From scorching heat to flooding rain, extreme weather during June seemed like a daily occurrence in the U.S.
A heat wave baked much of the eastern two-thirds of the country during the month, while storms dumped flooding rains in other places. The wild weather eclipsed records that had stood for more than a century in some places.
Here are some examples.
For nearly two weeks, a relentless heat wave cooked a large swath of the nation from the Plains to the Southeast and Midwest. Triple-digit temperatures, or readings close to that, became commonplace.
In Galveston, Texas, a high temperature of 97 degrees recorded June 19 broke the old record high for the day of 95 degrees set in 1875. That record had stood for 147 years.
Just inland from Galveston, a high temperature of 102 degrees recorded in Houston on June 20 beat the old record high for the day of 101 degrees set in 1902. That record had stood for 120 years.
Memphis, Tennessee, tied its record high for June 17 of 100 degrees. That record was originally established in 1881 – 141 years ago.
Athens, Georgia, tied a 111-year-old record on June 16 when its high temperature reached 100 degrees.
The high temperature in Austin, Texas, hit 100 degrees or higher 21 times during the month, setting a record for the number of triple-digit days in Texas’ capital city in June.
According to the National Weather Service, 12 of those days happened in a row.
Just a little more than 2 inches of rain fell in Moline, Illinois, on June 25, shattering the old daily rainfall record of 1.74 inches set in 1877 – 145 years ago.
Tampa, Florida; Fort Smith, Arkansas; Birmingham, Alabama; and Albany, Georgia, all broke daily rainfall records that had stood for more than 120 years.
Birmingham’s record-breaking rain happened on June 8, when 6.97 inches of rain was recorded.
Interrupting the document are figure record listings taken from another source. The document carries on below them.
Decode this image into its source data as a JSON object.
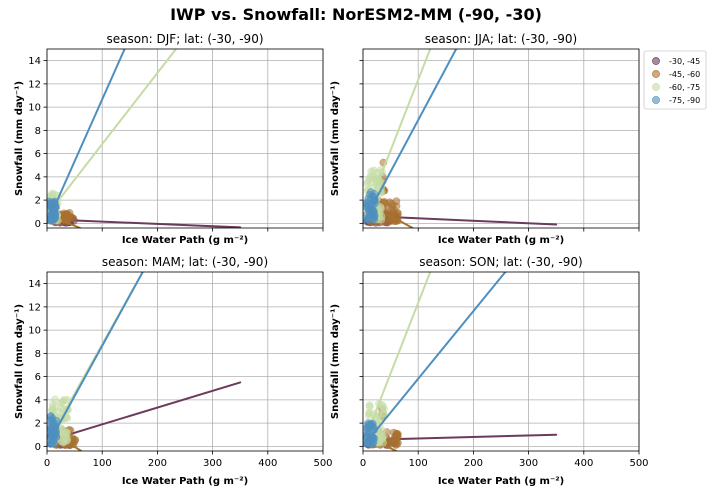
{
  "figure": {
    "suptitle": "IWP vs. Snowfall: NorESM2-MM  (-90, -30)"
  },
  "colors": {
    "-30, -45": "#6b3a5c",
    "-45, -60": "#a8712f",
    "-60, -75": "#c5dca5",
    "-75, -90": "#4e8fbf"
  },
  "legend": {
    "placement": "right-outside-top",
    "entries": [
      "-30, -45",
      "-45, -60",
      "-60, -75",
      "-75, -90"
    ]
  },
  "chart_data": [
    {
      "type": "scatter",
      "title": "season: DJF; lat: (-30, -90)",
      "xlabel": "Ice Water Path (g m⁻²)",
      "ylabel": "Snowfall (mm day⁻¹)",
      "xlim": [
        0,
        500
      ],
      "ylim": [
        -0.4,
        15
      ],
      "xticks": [
        0,
        100,
        200,
        300,
        400,
        500
      ],
      "yticks": [
        0,
        2,
        4,
        6,
        8,
        10,
        12,
        14
      ],
      "show_xticklabels": false,
      "show_yticklabels": true,
      "grid": true,
      "series": [
        {
          "name": "-30, -45",
          "clusters": [
            {
              "x": [
                4,
                50
              ],
              "y": [
                0.05,
                0.5
              ],
              "n": 35
            }
          ],
          "fit": [
            [
              0,
              0.35
            ],
            [
              350,
              -0.35
            ]
          ]
        },
        {
          "name": "-45, -60",
          "clusters": [
            {
              "x": [
                14,
                48
              ],
              "y": [
                0.1,
                0.9
              ],
              "n": 35
            }
          ],
          "fit": [
            [
              8,
              0.6
            ],
            [
              60,
              -0.4
            ]
          ]
        },
        {
          "name": "-60, -75",
          "clusters": [
            {
              "x": [
                3,
                20
              ],
              "y": [
                0.2,
                2.6
              ],
              "n": 40
            }
          ],
          "fit": [
            [
              0,
              0.7
            ],
            [
              250,
              16
            ]
          ]
        },
        {
          "name": "-75, -90",
          "clusters": [
            {
              "x": [
                3,
                18
              ],
              "y": [
                0.2,
                1.9
              ],
              "n": 40
            }
          ],
          "fit": [
            [
              0,
              0.0
            ],
            [
              150,
              16
            ]
          ]
        }
      ]
    },
    {
      "type": "scatter",
      "title": "season: JJA; lat: (-30, -90)",
      "xlabel": "Ice Water Path (g m⁻²)",
      "ylabel": "Snowfall (mm day⁻¹)",
      "xlim": [
        0,
        500
      ],
      "ylim": [
        -0.4,
        15
      ],
      "xticks": [
        0,
        100,
        200,
        300,
        400,
        500
      ],
      "yticks": [
        0,
        2,
        4,
        6,
        8,
        10,
        12,
        14
      ],
      "show_xticklabels": false,
      "show_yticklabels": false,
      "grid": true,
      "series": [
        {
          "name": "-30, -45",
          "clusters": [
            {
              "x": [
                5,
                60
              ],
              "y": [
                0.05,
                0.9
              ],
              "n": 35
            }
          ],
          "fit": [
            [
              0,
              0.65
            ],
            [
              350,
              -0.1
            ]
          ]
        },
        {
          "name": "-45, -60",
          "clusters": [
            {
              "x": [
                10,
                65
              ],
              "y": [
                0.1,
                2.0
              ],
              "n": 60
            },
            {
              "x": [
                33,
                40
              ],
              "y": [
                2.8,
                6.1
              ],
              "n": 7
            }
          ],
          "fit": [
            [
              5,
              1.8
            ],
            [
              90,
              -0.4
            ]
          ]
        },
        {
          "name": "-60, -75",
          "clusters": [
            {
              "x": [
                5,
                35
              ],
              "y": [
                0.3,
                4.6
              ],
              "n": 55
            }
          ],
          "fit": [
            [
              0,
              0.2
            ],
            [
              130,
              16
            ]
          ]
        },
        {
          "name": "-75, -90",
          "clusters": [
            {
              "x": [
                5,
                22
              ],
              "y": [
                0.3,
                2.8
              ],
              "n": 40
            }
          ],
          "fit": [
            [
              0,
              0.0
            ],
            [
              180,
              16
            ]
          ]
        }
      ]
    },
    {
      "type": "scatter",
      "title": "season: MAM; lat: (-30, -90)",
      "xlabel": "Ice Water Path (g m⁻²)",
      "ylabel": "Snowfall (mm day⁻¹)",
      "xlim": [
        0,
        500
      ],
      "ylim": [
        -0.4,
        15
      ],
      "xticks": [
        0,
        100,
        200,
        300,
        400,
        500
      ],
      "yticks": [
        0,
        2,
        4,
        6,
        8,
        10,
        12,
        14
      ],
      "show_xticklabels": true,
      "show_yticklabels": true,
      "grid": true,
      "series": [
        {
          "name": "-30, -45",
          "clusters": [
            {
              "x": [
                5,
                45
              ],
              "y": [
                0.1,
                1.0
              ],
              "n": 30
            }
          ],
          "fit": [
            [
              0,
              0.45
            ],
            [
              350,
              5.5
            ]
          ]
        },
        {
          "name": "-45, -60",
          "clusters": [
            {
              "x": [
                15,
                52
              ],
              "y": [
                0.1,
                1.6
              ],
              "n": 40
            }
          ],
          "fit": [
            [
              5,
              1.3
            ],
            [
              62,
              -0.4
            ]
          ]
        },
        {
          "name": "-60, -75",
          "clusters": [
            {
              "x": [
                8,
                38
              ],
              "y": [
                0.3,
                4.2
              ],
              "n": 55
            }
          ],
          "fit": [
            [
              0,
              0.3
            ],
            [
              185,
              16
            ]
          ]
        },
        {
          "name": "-75, -90",
          "clusters": [
            {
              "x": [
                4,
                18
              ],
              "y": [
                0.2,
                2.7
              ],
              "n": 40
            }
          ],
          "fit": [
            [
              0,
              0.0
            ],
            [
              185,
              16
            ]
          ]
        }
      ]
    },
    {
      "type": "scatter",
      "title": "season: SON; lat: (-30, -90)",
      "xlabel": "Ice Water Path (g m⁻²)",
      "ylabel": "Snowfall (mm day⁻¹)",
      "xlim": [
        0,
        500
      ],
      "ylim": [
        -0.4,
        15
      ],
      "xticks": [
        0,
        100,
        200,
        300,
        400,
        500
      ],
      "yticks": [
        0,
        2,
        4,
        6,
        8,
        10,
        12,
        14
      ],
      "show_xticklabels": true,
      "show_yticklabels": false,
      "grid": true,
      "series": [
        {
          "name": "-30, -45",
          "clusters": [
            {
              "x": [
                5,
                60
              ],
              "y": [
                0.1,
                0.9
              ],
              "n": 30
            }
          ],
          "fit": [
            [
              0,
              0.55
            ],
            [
              350,
              1.0
            ]
          ]
        },
        {
          "name": "-45, -60",
          "clusters": [
            {
              "x": [
                15,
                65
              ],
              "y": [
                0.1,
                1.4
              ],
              "n": 45
            },
            {
              "x": [
                33,
                38
              ],
              "y": [
                2.5,
                3.3
              ],
              "n": 4
            }
          ],
          "fit": [
            [
              5,
              0.9
            ],
            [
              60,
              -0.4
            ]
          ]
        },
        {
          "name": "-60, -75",
          "clusters": [
            {
              "x": [
                10,
                40
              ],
              "y": [
                0.3,
                3.8
              ],
              "n": 50
            }
          ],
          "fit": [
            [
              0,
              0.2
            ],
            [
              130,
              16
            ]
          ]
        },
        {
          "name": "-75, -90",
          "clusters": [
            {
              "x": [
                5,
                20
              ],
              "y": [
                0.2,
                2.0
              ],
              "n": 35
            }
          ],
          "fit": [
            [
              0,
              0.0
            ],
            [
              275,
              16
            ]
          ]
        }
      ]
    }
  ]
}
That beat the old daily rainfall record of 2.15 inches in 1900 by nearly 5 inches.
Other century-old daily rainfall records that were broken in June happened in Pullman, Washington; Macon, Georgia; Mobridge, South Dakota; Mount Pocono, Pennsylvania; and Roswell, New Mexico.
Rain combined with speedy snowmelt led to record flooding in and around the Yellowstone National Park area. The swollen rivers washed away roads, caused rockslides and mudslides and took away banks where homes were located.
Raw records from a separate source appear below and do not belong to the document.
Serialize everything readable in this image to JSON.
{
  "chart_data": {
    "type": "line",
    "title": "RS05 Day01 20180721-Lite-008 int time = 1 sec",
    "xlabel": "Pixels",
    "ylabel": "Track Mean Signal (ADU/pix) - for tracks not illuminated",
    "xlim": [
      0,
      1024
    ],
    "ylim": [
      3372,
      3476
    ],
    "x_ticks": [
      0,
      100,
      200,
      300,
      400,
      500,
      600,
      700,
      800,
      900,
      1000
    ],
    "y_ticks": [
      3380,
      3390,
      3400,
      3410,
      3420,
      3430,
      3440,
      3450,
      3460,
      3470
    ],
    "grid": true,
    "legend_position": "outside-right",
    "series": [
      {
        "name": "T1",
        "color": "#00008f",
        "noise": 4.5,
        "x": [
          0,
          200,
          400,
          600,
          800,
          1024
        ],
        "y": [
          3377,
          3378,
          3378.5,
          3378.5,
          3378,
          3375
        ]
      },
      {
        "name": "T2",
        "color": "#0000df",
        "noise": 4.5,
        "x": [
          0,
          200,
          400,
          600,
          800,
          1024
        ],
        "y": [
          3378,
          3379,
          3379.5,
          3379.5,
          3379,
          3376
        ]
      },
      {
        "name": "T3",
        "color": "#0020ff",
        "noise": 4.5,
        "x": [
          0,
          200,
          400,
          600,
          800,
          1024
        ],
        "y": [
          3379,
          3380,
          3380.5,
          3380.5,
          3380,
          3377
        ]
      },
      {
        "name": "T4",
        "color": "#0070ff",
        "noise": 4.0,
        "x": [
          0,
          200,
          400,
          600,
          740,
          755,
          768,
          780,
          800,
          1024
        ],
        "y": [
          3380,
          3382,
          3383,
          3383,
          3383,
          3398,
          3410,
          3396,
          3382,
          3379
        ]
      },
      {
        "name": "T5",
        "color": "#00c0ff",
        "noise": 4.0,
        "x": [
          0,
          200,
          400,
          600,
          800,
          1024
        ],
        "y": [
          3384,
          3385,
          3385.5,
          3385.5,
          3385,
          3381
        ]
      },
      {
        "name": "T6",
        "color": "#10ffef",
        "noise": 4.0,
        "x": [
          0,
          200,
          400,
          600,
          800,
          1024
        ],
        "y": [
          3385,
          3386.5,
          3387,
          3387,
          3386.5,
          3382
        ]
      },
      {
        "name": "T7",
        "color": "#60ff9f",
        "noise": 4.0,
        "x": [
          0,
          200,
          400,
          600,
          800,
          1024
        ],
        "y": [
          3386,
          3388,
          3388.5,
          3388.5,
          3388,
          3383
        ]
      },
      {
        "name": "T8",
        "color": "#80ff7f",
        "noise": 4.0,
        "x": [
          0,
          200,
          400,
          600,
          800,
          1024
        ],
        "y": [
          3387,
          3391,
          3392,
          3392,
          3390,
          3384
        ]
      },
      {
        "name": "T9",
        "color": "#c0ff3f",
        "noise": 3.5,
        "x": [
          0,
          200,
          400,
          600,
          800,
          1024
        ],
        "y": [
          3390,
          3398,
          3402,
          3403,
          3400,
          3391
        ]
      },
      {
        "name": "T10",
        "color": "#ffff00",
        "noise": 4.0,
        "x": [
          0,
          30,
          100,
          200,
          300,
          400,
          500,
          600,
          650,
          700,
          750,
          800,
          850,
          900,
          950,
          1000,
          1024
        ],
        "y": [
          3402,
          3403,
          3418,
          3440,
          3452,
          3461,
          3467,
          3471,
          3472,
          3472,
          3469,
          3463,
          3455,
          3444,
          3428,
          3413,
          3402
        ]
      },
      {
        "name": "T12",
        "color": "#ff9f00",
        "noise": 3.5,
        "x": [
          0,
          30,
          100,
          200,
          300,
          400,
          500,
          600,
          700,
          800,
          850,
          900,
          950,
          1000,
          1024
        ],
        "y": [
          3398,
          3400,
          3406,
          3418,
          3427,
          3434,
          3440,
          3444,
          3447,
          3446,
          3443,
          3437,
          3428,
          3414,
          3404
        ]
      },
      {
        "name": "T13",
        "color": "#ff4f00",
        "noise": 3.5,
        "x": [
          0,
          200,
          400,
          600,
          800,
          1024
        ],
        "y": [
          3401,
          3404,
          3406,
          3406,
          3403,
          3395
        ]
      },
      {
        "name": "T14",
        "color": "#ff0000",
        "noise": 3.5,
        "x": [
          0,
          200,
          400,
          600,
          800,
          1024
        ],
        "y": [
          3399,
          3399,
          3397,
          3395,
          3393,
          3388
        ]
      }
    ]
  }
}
According to the U.S. Geological Survey, the water in the Yellowstone River reached a new height of 14 feet at the Corwin Springs gage on June 13. That was nearly 2.5 feet higher than the previous record flood event in June 1918.
“These data indicate that the amount of water that was flowing through the gage in the four days between June 11th and June 15th (more than 70 billion gallons) would fill more than one hundred thousand Olympic swimming pools!” USGS officials wrote June 20.
Wildfires in Alaska have consumed more than a million acres during June.
According to the Bureau of Land Management’s Alaska Fire Service, the acreage crossed the 1 million mark on June 18.
Rick Thoman, a climate specialist at the Alaska Center for Climate Assessment and Policy, said in a tweet that date set a record for the earliest date in the past 32 years that the burned area in the state has exceeded a million acres.